Communication

One of the key skills successful coaches need to have and continually improve upon is the ability to communicate well with their athletes. Clear communication can pave the way not just for success on the field but for a successful relationship overall, ensuring team cohesiveness and cementing the culture of the program.

Communication is a two-way street. It's important to not only communicate to the players your goals and expectations, but also to listen to what they are observing and noticing. Having a coach that will listen to concerns or suggestions helps create a "buy in" for the player.

There are two different types of communication: verbal and non-verbal.

With verbal communication, consider choosing words that will resonate with your team. Keeping your messages concise and on target will help guarantee your athletes will listen, pay attention and understand what you are saying.

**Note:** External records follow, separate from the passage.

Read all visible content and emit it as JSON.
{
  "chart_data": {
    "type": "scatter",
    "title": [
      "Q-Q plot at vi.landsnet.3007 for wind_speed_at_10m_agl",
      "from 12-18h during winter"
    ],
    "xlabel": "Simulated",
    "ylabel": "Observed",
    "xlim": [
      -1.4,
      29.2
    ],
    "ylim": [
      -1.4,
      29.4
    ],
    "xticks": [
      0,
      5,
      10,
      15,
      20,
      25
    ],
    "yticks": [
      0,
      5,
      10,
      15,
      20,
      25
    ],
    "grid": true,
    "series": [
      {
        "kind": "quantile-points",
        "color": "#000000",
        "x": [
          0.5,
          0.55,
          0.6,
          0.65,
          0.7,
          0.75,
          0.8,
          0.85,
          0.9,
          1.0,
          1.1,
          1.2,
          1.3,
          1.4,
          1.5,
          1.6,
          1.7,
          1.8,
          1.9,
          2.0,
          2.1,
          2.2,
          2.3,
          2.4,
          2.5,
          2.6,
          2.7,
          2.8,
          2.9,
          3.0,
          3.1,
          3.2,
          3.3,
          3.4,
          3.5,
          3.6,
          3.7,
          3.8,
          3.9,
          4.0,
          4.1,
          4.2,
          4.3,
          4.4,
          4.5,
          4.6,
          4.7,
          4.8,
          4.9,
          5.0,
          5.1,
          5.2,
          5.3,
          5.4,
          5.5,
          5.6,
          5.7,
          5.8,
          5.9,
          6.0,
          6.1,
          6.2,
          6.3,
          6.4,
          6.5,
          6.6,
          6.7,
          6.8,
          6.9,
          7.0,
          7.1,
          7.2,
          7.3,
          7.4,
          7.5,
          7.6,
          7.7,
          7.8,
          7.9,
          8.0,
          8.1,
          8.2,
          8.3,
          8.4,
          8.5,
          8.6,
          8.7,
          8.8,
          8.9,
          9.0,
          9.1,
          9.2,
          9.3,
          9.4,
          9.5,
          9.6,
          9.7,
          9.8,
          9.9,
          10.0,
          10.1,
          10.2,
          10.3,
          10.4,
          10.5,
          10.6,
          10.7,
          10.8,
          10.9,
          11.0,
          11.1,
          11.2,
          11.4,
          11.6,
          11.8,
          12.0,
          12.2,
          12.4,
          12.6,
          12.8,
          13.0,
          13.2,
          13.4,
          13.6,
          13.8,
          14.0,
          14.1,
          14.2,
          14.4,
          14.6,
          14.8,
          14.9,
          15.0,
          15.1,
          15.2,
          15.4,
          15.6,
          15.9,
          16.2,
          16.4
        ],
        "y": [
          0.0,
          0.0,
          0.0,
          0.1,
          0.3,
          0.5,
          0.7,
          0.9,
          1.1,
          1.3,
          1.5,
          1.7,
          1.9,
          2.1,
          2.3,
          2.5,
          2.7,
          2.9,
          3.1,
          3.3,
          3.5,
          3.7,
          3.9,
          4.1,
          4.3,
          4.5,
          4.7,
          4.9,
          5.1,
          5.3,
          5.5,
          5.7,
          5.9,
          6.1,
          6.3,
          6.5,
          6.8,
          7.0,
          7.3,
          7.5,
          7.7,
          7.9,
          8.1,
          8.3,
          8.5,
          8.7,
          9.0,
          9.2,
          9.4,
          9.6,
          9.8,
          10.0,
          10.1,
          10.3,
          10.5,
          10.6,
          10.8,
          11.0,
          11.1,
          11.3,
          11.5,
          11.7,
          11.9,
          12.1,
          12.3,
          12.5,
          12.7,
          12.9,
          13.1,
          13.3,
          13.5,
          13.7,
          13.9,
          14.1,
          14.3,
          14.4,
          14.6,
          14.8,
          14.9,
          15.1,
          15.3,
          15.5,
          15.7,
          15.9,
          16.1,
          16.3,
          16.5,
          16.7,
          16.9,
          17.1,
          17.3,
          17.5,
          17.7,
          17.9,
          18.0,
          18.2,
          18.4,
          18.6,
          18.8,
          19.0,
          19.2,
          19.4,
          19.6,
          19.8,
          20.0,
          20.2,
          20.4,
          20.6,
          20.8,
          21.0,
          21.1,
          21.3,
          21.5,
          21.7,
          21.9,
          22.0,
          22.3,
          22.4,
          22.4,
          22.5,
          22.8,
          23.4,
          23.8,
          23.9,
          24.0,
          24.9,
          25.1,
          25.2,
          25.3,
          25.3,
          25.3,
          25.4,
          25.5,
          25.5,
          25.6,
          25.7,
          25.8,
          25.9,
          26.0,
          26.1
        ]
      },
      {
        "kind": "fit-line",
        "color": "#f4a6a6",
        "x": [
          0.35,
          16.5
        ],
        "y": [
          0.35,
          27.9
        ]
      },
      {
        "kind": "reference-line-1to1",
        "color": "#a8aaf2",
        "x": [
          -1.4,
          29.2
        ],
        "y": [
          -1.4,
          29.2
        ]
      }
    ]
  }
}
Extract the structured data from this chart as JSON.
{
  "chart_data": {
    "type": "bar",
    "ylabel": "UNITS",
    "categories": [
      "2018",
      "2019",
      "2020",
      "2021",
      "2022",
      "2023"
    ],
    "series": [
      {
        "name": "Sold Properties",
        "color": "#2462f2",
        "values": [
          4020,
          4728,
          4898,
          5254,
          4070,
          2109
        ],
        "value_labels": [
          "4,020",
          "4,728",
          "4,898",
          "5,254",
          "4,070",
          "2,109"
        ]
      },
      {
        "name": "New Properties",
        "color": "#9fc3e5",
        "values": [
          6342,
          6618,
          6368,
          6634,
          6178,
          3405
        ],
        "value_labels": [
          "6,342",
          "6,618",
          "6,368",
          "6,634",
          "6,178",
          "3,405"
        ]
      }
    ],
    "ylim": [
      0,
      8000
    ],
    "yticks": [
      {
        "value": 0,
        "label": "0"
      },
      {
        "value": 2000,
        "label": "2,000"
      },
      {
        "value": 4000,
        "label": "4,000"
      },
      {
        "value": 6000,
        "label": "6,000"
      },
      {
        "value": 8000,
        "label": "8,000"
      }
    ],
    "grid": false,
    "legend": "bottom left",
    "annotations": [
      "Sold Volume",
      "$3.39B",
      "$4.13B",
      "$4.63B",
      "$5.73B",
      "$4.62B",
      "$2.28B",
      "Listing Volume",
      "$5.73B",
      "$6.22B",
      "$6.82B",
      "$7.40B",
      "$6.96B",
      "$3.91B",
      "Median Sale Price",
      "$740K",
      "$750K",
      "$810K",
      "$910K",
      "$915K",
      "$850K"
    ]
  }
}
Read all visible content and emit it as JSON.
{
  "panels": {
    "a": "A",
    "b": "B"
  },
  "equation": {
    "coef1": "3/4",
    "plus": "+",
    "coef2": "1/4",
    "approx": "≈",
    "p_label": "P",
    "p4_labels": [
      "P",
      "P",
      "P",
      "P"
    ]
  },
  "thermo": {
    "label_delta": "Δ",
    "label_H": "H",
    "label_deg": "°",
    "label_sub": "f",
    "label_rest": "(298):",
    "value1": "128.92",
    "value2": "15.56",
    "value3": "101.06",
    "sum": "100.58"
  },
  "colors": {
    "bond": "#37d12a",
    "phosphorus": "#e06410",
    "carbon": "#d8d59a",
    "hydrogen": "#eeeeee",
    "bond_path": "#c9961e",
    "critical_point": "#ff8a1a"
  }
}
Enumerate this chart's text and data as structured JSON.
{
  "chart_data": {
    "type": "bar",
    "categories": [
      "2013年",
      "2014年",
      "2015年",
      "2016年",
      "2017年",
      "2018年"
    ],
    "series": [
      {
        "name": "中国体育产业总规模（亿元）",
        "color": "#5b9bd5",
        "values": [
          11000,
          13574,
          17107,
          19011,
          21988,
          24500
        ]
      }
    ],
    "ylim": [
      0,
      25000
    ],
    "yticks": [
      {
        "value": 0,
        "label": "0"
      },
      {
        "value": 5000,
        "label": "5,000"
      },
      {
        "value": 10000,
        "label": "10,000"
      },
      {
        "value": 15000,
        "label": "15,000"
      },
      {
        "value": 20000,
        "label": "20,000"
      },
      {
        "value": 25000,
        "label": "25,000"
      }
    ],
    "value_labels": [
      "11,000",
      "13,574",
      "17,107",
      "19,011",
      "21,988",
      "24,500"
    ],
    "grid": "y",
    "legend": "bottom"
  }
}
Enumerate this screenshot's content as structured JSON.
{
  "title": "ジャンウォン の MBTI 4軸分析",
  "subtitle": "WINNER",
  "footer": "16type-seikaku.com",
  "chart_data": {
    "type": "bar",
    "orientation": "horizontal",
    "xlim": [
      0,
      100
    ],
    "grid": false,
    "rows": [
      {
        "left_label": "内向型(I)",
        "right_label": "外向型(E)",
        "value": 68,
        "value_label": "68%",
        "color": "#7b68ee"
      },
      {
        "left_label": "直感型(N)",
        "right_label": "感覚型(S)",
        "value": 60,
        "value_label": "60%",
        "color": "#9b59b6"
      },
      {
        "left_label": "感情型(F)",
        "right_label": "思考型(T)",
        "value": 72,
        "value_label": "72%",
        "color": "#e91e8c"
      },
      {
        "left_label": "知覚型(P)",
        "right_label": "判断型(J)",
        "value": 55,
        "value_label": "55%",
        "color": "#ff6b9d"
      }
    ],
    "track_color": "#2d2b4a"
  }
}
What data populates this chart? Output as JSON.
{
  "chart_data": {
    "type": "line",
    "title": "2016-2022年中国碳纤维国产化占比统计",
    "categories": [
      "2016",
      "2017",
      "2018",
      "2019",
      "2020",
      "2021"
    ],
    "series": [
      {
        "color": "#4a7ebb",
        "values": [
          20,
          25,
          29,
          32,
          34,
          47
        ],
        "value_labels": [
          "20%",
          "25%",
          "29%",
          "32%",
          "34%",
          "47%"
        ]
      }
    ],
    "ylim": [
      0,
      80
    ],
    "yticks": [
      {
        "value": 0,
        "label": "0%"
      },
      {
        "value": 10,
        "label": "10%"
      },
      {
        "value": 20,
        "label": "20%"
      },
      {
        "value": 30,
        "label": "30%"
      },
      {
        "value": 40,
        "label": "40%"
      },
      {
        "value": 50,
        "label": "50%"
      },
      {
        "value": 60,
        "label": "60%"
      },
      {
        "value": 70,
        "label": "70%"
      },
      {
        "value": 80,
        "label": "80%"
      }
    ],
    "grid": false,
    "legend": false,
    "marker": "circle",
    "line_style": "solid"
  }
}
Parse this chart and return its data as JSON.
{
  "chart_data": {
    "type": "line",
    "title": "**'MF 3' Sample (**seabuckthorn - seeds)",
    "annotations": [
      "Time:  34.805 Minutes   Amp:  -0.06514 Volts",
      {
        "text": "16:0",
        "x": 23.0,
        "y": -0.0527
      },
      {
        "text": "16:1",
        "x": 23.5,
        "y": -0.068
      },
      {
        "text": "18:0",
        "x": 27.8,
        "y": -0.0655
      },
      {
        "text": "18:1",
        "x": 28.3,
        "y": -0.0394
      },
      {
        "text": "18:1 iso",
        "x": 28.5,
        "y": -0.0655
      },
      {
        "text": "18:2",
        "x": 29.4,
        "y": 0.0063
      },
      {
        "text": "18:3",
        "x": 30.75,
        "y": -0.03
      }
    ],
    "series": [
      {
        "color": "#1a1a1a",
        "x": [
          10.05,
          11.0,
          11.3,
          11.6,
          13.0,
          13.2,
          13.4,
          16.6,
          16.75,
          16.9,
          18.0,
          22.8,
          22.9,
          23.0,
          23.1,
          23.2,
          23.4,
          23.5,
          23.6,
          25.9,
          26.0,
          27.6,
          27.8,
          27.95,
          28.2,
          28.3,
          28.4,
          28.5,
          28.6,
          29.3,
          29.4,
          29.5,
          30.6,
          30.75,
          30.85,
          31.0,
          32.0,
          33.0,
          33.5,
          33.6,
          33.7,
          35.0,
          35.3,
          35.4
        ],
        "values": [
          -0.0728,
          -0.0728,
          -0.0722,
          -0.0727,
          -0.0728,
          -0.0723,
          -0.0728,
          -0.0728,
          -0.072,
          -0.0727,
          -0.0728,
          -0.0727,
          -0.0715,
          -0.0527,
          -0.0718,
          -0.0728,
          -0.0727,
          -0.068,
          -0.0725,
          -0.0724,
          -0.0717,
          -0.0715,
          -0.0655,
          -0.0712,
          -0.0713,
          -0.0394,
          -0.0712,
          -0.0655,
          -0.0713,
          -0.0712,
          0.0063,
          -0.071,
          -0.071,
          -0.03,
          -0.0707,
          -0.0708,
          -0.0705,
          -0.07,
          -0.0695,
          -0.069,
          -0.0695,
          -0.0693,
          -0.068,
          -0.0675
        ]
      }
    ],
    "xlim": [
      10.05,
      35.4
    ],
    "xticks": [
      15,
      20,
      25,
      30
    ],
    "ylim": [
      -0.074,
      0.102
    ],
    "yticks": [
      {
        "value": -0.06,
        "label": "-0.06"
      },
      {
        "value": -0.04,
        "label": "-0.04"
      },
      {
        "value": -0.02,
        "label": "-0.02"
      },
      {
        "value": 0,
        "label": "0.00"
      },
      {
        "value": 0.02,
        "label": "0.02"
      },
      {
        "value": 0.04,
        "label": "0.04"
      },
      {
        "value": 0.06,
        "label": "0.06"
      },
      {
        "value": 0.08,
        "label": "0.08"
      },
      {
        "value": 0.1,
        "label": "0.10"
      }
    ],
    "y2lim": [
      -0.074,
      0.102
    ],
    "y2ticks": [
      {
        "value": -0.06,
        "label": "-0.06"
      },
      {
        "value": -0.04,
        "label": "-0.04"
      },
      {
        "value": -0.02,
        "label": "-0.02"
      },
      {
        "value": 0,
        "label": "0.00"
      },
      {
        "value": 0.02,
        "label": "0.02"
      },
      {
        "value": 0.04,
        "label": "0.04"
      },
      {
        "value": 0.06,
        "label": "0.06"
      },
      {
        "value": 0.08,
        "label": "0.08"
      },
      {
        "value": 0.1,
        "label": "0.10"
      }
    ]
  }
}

With non-verbal communication, make sure that your body language, facial expressions and method of communication are matching the tone and the message of what you want to express. Telling a player that he's done a good job with a frown on your face  just isn't as effective as saying the same thing with a smile in front of other teammates. 

If you are noticing that you are not getting what you want from your athletes or if they just don't seem to be "getting it," you could be sending too many messages, or they might respond better to a different method of communication. Ask your fellow coaches what they might be observing from player behavior and listen to what your players are saying. The answer for the perfect communication strategy is there. You just need to discover it.